Le collègue de Minhok ne part pas, j'ignore s'il reste là pour empêcher Minhok de me frapper ou si c'est pour l'aider à me mettre dehors. Pour l'instant, je reporte mon attention sur la fameuse photographie. Naturellement, l'œil est davantage attiré par l'un des jumeaux, celui qui court devant, en ouvrant la voie, le regard tourné vers l'avant. L'autre est plus en retrait, il se laisse guider par l'impulsion que son frère lui donne. Il ne regarde pas où il met les pieds, il regarde le ciel.

— Depuis tout à l'heure vous ne m'écoutez pas. Vous êtes venue me déballer votre théorie délirante. Vous espériez vraiment que j'allais vous suivre ? Je connaissais Minsuk. Je le connaissais, parce que j'ai grandi avec lui, parce que c'était mon frère, mon twin. Vous n'êtes rien pour moi et rien pour lui non plus. Vous ne savez rien... rien...

— Il est ici, dis-je.

— Pardon ?

— Minsuk, il est ici.

Je désigne du doigt le jumeau qui regarde le ciel. Minhok fait un aller-retour entre moi et mon doigt. Il est perplexe. Il sait que sur cette photographie les deux jumeaux se ressemblent parfaitement.

— Vous, Minhok, vous êtes celui qui marche devant, parce que quand vous étiez petit, vous étiez le frère qui prenait les décisions. Minsuk était introverti, rêveur. Il vous laissait décider de tout. Vous marchiez pour lui. Vous parliez pour lui. Vos parents et vos grands-parents... ils avaient tendance à être plus fiers de vous que de lui. Ils ne voulaient pas vous chouchouter, mais... c'était plus fort qu'eux. Même sur les photos, vous êtes celui qui est le plus photogénique, celui que les adultes mettent au centre du cadre, comme ici. Ensuite, en grandissant, Minsuk a continué de vous considérer plus comme un grand frère que comme un frère jumeau.

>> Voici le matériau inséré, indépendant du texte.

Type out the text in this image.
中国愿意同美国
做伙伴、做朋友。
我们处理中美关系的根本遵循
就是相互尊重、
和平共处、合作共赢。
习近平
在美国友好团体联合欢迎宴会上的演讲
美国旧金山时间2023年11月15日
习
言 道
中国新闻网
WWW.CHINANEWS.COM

Minhok reprend la photographie sans rien dire. Il ne me dit pas que j'ai tort. Il ne le dit pas, parce que j'ai raison.

— Minhok, dit le collègue devant la porte, nous pouvons la faire sortir, si tu veux.

L'homme ne répond pas tout de suite. Il ne me regarde pas. Il serre le cadre contre son ventre. Les yeux dans le vide, il dit :

— Cette jeune femme va s'en aller toute seule. Tout de suite...

Je cache ma déception, mais je comprends que ça ne sert plus à rien d'insister. Pas aujourd'hui en tout cas...

L'intervention de son collègue l'empêcherait de m'avouer quoi que ce soit, de toute manière.

Je reprends donc mon classeur que je glisse sous mon bras et ma valise. Cette fois, Minhok ne m'aide pas à la trainer. Il ne vient ni me serrer la main ni me dire au revoir. Alors que je suis sur le point de sortir, que son collègue s'éloigne, je l'entends me dire.

— Vous devriez quand même vous faire soigner.

— Dites-moi au moins si le cercueil est vide, dis-je doucement. C'est vrai cette histoire de corps qui n'a pas été retrouvé, n'est-ce pas ?

— Vous avez une capture d'écran du tweet que j'aurais, soi-disant, écrit ?

— Je n'ai pas eu le temps d'en faire. Je n'y ai pas pensé.

Mais je sais que je ne l'ai pas rêvé. Il ne dit rien de plus, alors j'insiste.

— S'il vous plait. Dites-moi la vérité à ce sujet et je vous laisserai tranquille.

— C'est une menace ?

— Non, ce n'est pas ça, non.

— Moi, je vais en faire une. Revenez encore me voir et je ferai sauter votre visa.


Kiraegi : Terme insultant signifiant : chien.

Chaebols : Grandes multinationales coréennes (Samsung, LG, etc.)

Sasaeng : Littéralement : fan de vie privée. Il s'agit d'un fan très invasif au comportement harceleur.